Consider the multilevel feedback queue scheduling algorithm used in traditional Unix systems. It is designed to favour IO bound over CPU bound processes. How is this achieved? How does it make sure that low priority, CPU bound background jobs do not suffer starvation?
Note: Unix uses low values to denote high priority and vice versa, 'high' and 'low' in the above text does not refer to the Unix priority value.
I/O bound processes typically have many short CPU bursts. If such a process is scheduled, it will typically not use up it's time slice. Priorities are recomputed taking into account the consumed CPU, and hence an I/O-bound process will end up having a higher priority than a process that started at the same priority level and which used more CPU cycles.
Even a process with low priority will be scheduled eventually, since the priority of processes that are continually scheduled eventually also receive a low or lower priority.
Also note that the recorded amount of CPU consumed (that is used to calculate priority) is aged (reduced) over time, and hence CPU-bound processes also increase in priority is they are not scheduled.
Why would a hypothetical OS always schedule a thread in the same address space over a thread in a different address space? Is this a good idea?
Context switch is faster. Better locality. If done too often (always) it starves other tasks.
Why would a round robin scheduler NOT use a very short time slice to provide good responsive application behaviour?
CPU is consumed when switching from one task to another. This switching does not contribute to application progress. If done very frequently (a very short time slice), a significant portion of available CPU will be wasted on scheduler overhead.
Describe programmed I/O and
interrupt-driven I/O in the case of receiving input
(e.g. from a serial port). Which technique normally leads to more
efficient use of the CPU? Describe a scenario where the
alternative technique is more efficient.
For programmed I/O, the CPU waits for input by continuously reading a status register until it indicates input data is ready, afterwhich, the CPU can read the incoming data, and then return to reading the status register wainting for further input.
For interrupt-driven I/O, the serial port device sends an interrupt to the CPU when data is ready to be read. The interrupt handler is then invoked, which acknowledges receiving the interrupt, reads the data from the device, and returns from the interrupt. The CPU is free for other activities while not interrupt processing.
Programmed I/O is normally less efficient as the CPU is busy waiting for input when input is unavailable.
Programmed I/O can be more efficient in circumstances where input it frequent enough such that the overhead of interrupts (getting into and out of the interrupt handler) is more than the average time spent busy waiting. A realistic example is fast networking where packets are nearly always available.

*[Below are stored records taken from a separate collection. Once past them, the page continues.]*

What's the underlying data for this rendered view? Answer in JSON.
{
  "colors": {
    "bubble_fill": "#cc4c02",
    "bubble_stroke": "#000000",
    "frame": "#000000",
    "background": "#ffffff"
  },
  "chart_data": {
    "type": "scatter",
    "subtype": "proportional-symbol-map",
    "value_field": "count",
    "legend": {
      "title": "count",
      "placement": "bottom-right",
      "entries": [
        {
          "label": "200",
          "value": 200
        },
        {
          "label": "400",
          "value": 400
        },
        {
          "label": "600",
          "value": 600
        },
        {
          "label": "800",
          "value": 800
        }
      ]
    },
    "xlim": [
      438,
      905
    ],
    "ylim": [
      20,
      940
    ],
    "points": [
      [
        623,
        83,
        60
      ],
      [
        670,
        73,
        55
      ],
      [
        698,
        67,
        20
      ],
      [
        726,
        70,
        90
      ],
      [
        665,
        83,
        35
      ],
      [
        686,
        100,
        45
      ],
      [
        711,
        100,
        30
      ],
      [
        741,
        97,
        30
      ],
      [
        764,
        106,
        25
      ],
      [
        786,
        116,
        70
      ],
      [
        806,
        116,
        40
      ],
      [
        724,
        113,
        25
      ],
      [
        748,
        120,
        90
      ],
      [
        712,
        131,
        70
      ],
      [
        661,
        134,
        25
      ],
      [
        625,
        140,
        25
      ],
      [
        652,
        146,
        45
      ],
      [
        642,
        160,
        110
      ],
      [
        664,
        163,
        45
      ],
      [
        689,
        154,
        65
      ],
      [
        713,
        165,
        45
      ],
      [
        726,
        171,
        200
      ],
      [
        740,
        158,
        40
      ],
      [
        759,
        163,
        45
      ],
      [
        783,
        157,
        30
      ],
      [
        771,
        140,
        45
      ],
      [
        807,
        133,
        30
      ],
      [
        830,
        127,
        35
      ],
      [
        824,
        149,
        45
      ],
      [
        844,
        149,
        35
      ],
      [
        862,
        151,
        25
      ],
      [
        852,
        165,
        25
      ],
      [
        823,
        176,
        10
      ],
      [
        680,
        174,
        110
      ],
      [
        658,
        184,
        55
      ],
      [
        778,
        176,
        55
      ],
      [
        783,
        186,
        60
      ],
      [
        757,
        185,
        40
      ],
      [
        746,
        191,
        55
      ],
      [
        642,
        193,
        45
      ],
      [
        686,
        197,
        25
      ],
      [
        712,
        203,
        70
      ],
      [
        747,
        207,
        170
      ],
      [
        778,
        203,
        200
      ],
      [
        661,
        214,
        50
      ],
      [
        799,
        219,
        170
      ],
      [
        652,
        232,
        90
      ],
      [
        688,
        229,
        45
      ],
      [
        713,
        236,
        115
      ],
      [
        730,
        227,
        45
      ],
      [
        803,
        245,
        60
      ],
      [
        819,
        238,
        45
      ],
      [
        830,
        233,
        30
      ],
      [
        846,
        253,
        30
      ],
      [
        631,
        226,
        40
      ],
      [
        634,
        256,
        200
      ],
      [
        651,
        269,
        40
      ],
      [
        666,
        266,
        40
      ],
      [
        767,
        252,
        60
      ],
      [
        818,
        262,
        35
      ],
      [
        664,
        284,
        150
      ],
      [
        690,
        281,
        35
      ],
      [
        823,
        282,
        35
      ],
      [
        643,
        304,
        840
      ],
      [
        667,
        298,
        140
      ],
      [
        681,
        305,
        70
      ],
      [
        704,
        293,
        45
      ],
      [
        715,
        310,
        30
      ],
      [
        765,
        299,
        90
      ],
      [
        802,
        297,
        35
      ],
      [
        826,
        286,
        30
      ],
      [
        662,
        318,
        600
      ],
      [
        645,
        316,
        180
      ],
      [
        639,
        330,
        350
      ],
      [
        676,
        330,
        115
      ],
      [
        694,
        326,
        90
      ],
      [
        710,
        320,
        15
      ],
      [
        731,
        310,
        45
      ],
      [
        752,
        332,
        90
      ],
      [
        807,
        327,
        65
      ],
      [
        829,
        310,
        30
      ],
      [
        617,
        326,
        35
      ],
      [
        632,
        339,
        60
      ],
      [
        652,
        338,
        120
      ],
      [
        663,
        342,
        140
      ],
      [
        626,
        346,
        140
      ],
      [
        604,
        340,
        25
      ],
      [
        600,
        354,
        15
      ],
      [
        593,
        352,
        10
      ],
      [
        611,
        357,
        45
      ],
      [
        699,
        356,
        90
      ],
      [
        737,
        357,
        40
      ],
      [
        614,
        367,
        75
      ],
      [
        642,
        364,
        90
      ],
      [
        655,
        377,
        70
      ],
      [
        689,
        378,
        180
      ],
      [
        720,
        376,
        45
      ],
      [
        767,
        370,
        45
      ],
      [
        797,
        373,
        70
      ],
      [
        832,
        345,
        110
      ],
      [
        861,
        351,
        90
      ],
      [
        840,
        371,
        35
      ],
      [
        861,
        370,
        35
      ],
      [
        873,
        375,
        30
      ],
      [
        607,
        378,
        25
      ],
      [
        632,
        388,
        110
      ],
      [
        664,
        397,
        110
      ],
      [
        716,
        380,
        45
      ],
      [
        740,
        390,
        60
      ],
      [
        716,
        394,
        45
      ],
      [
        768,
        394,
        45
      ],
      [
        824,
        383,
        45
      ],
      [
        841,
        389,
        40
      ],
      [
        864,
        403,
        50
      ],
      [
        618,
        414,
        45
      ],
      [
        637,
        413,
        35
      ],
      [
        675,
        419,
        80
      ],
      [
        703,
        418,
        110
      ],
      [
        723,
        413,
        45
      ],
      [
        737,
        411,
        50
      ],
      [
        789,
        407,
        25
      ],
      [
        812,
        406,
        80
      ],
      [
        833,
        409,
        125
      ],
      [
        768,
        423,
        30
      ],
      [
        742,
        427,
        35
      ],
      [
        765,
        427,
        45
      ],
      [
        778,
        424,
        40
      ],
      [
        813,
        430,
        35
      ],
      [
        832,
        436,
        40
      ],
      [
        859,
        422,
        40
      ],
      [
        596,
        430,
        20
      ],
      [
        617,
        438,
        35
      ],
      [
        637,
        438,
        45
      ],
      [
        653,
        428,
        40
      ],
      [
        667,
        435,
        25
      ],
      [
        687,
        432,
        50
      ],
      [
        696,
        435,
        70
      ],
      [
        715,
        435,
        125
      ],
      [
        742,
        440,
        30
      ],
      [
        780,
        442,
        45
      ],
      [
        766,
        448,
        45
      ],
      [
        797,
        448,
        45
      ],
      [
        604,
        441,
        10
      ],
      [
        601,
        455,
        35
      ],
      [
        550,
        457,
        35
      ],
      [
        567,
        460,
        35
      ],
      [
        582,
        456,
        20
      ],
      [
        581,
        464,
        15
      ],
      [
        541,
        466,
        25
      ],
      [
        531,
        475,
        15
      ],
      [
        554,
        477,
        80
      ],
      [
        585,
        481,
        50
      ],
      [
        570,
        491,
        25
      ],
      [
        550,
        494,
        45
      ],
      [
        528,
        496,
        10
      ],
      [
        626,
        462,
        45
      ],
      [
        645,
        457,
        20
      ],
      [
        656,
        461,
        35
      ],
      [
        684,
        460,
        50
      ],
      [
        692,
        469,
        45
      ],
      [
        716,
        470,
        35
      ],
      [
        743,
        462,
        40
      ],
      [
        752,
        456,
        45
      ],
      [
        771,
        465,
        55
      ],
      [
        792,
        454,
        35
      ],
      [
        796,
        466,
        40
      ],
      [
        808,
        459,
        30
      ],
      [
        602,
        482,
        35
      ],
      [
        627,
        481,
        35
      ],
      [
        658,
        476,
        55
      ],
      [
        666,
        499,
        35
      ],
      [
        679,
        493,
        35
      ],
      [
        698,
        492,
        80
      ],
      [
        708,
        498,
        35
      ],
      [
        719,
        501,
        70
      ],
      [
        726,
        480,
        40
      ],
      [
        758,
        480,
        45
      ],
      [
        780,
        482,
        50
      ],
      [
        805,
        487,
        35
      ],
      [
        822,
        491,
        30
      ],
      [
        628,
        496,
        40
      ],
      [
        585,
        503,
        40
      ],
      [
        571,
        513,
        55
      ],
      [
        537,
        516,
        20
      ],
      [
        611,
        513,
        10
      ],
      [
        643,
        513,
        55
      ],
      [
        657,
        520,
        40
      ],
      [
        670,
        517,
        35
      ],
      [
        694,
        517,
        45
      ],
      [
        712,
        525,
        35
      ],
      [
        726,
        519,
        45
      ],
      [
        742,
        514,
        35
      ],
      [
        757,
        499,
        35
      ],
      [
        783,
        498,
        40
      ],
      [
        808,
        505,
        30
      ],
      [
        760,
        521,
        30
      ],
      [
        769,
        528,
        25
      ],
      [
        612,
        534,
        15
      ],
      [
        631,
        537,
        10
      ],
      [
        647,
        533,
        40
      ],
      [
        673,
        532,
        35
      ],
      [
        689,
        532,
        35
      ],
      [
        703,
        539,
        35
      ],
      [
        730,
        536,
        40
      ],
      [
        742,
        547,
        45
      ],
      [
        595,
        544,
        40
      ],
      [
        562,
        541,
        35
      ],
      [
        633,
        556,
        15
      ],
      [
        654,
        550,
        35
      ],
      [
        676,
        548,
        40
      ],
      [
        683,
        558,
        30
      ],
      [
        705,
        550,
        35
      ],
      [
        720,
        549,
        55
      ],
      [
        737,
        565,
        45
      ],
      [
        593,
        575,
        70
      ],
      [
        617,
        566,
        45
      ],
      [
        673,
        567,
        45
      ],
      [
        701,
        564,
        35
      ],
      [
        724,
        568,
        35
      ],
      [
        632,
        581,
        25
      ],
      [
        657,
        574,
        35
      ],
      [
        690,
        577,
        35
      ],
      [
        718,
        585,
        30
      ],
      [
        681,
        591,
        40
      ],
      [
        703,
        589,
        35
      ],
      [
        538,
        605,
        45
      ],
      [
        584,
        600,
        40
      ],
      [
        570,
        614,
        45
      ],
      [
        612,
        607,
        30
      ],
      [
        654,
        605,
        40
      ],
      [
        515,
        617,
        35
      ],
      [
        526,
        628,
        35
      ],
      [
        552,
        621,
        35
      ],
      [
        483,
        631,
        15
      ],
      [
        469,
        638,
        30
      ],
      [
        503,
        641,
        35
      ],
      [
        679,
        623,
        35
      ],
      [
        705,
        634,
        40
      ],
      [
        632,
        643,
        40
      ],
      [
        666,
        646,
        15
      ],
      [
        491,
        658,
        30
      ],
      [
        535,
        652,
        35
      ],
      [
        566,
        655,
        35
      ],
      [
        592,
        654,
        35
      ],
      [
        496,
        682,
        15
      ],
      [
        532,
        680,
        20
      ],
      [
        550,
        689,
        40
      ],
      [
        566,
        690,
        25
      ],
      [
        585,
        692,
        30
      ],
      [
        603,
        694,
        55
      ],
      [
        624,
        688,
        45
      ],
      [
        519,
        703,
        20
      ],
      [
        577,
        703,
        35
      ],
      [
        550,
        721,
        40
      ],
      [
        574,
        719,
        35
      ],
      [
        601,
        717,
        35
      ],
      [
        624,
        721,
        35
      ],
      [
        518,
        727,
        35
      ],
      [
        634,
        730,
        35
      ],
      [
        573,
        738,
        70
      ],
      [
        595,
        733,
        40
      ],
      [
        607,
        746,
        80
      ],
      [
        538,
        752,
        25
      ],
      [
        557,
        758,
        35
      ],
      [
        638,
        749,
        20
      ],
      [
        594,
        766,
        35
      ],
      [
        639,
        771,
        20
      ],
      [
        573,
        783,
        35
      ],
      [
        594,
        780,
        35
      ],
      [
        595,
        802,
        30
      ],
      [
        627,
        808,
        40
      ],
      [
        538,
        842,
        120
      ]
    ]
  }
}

- A device driver routine (e.g. read_block() from disk)
is invoked by the file system code. The data for the filesystem is
requested from the disk, but is not yet available. What do device
drivers generally do in this scenario?
They block on a synch primitive that is later woken up by the disk interrupt handler when the block is available.
- Describe how I/O buffering can be formulated as a
bounded-buffer producer-consumer problem.
Take the a file system buffer cache as an example. File system writes are produced by application requests. The OS must select an available entry in the buffer cache (or re-use an existing one), or block until a free slot is available in the bounded-size buffer cache.
The interrupt handler can be considered a consumer as after the write to disk completes, it marks the buffer cache entry as clean (consumed), freeing it up for further writes.
An example operating system runs its interrupt handlers on the kernel stack of the currently running application. What restriction does this place on the interrupt handler code? Why is the restriction required?
The interrupt handler must not block waiting for a resource, as it indirectly blocks the application that was running.
If the application has the resource the interrupt handler requires (e.g. memory buffers), the system is deadlocked.